Trois jours plus tôt, des clichés de la jeune femme, en uniforme, posant tout sourire à côté de Palestiniens les mains liées et les yeux bandés, avaient déclenché une tempête médiatique. Dénichées par Dimi Reider, un blogueur israélien, sur un site peu fréquenté, ces photos se sont propagées sur le Web à la vitesse de la lumière.

La pose désinvolte d'Eden Abergel, les commentaires obscènes dont elle assortit les photos et son incapacité à comprendre le tollé médiatique qu'ils génèrent sont devenus le symbole de la déliquescence morale qui gangrène l'armée israélienne après quarante-trois années d'occupation des territoires palestiniens. "L'idée abstraite selon laquelle l'occupation corrompt s'est subitement incarnée dans une image accessible au monde entier", analyse le politologue Yaron Ezrahi.

L'état-major israélien, rompu à la communication de crise depuis l'affaire de la flottille de Gaza, s'empressa de condamner l'initiative de la soldate, qualifiée de "sordide" et de "vulgaire". Et depuis ce jour, les constats outragés sur le "déclin" de l'armée fleurissent dans les médias israéliens.

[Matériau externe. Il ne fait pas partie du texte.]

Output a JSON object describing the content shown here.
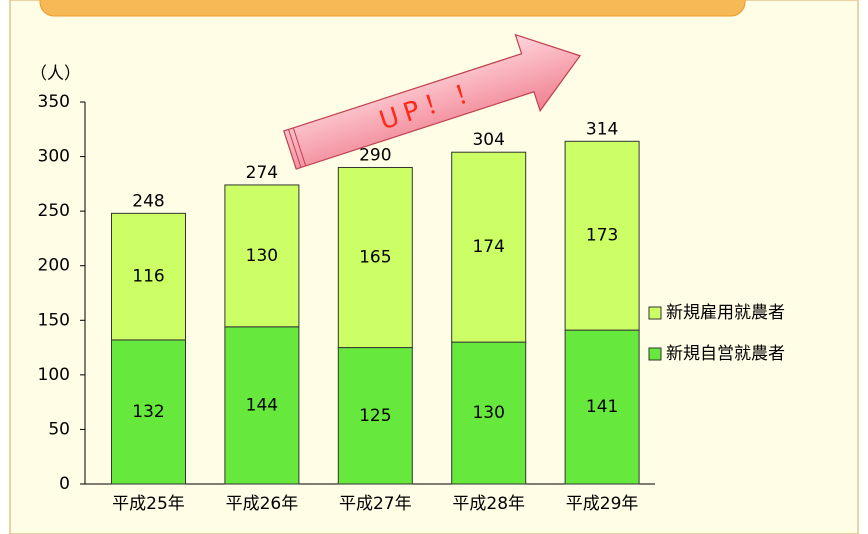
{
  "chart_data": {
    "type": "stacked_bar",
    "y_label": "（人）",
    "annotation": "UP！！",
    "categories": [
      "平成25年",
      "平成26年",
      "平成27年",
      "平成28年",
      "平成29年"
    ],
    "series": [
      {
        "name": "新規自営就農者",
        "color": "#66e83c",
        "values": [
          132,
          144,
          125,
          130,
          141
        ]
      },
      {
        "name": "新規雇用就農者",
        "color": "#ccff66",
        "values": [
          116,
          130,
          165,
          174,
          173
        ]
      }
    ],
    "totals": [
      248,
      274,
      290,
      304,
      314
    ],
    "ylim": [
      0,
      350
    ],
    "yticks": [
      0,
      50,
      100,
      150,
      200,
      250,
      300,
      350
    ]
  }
}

L'inquiétude est d'autant plus forte qu'Eden Abergel n'est pas la seule à ébranler le piédestal de Tsahal, considéré jadis comme le creuset du civisme juif. Des soldats sont soupçonnés d'avoir volé des ordinateurs sur le Mavi-Marmara, le navire-amiral de la flottille de Gaza, dont l'arraisonnement se solda par la mort de neuf passagers turcs. La police enquête aussi sur une cabale interne à l'armée, visant à truquer la succession de Gaby Ashkenazi, l'actuel chef d'état-major. "On a le sentiment, à l'approche de la fin du mandat d'Ashkenazi, que la boucle est en train de se boucler, écrit le commentateur Nahum Barnea dans le quotidien Yediot Aharonoth. Il a reçu l'armée dans un état honteux et il la transmet à son successeur dans un état honteux."

Ce genre de commentaires reste cependant rare. Sur le Web et dans la rue, le dégoût exprimé par beaucoup d'Israéliens ne vise pas tant les agissements d'Eden Abergel que le fait qu'elle les ait rendus publics. "Il y a toujours cette conviction, quasi pathologique, que notre problème vient d'une mauvaise gestion des relations publiques, avance M. Reider, le journaliste-blogueur. On reproche à Abergel d'avoir causé du tort non pas aux détenus palestiniens, mais à la hasbara (le discours officiel) israélienne. On se dit qu'avec une bonne publicité, l'occupation pourrait passer."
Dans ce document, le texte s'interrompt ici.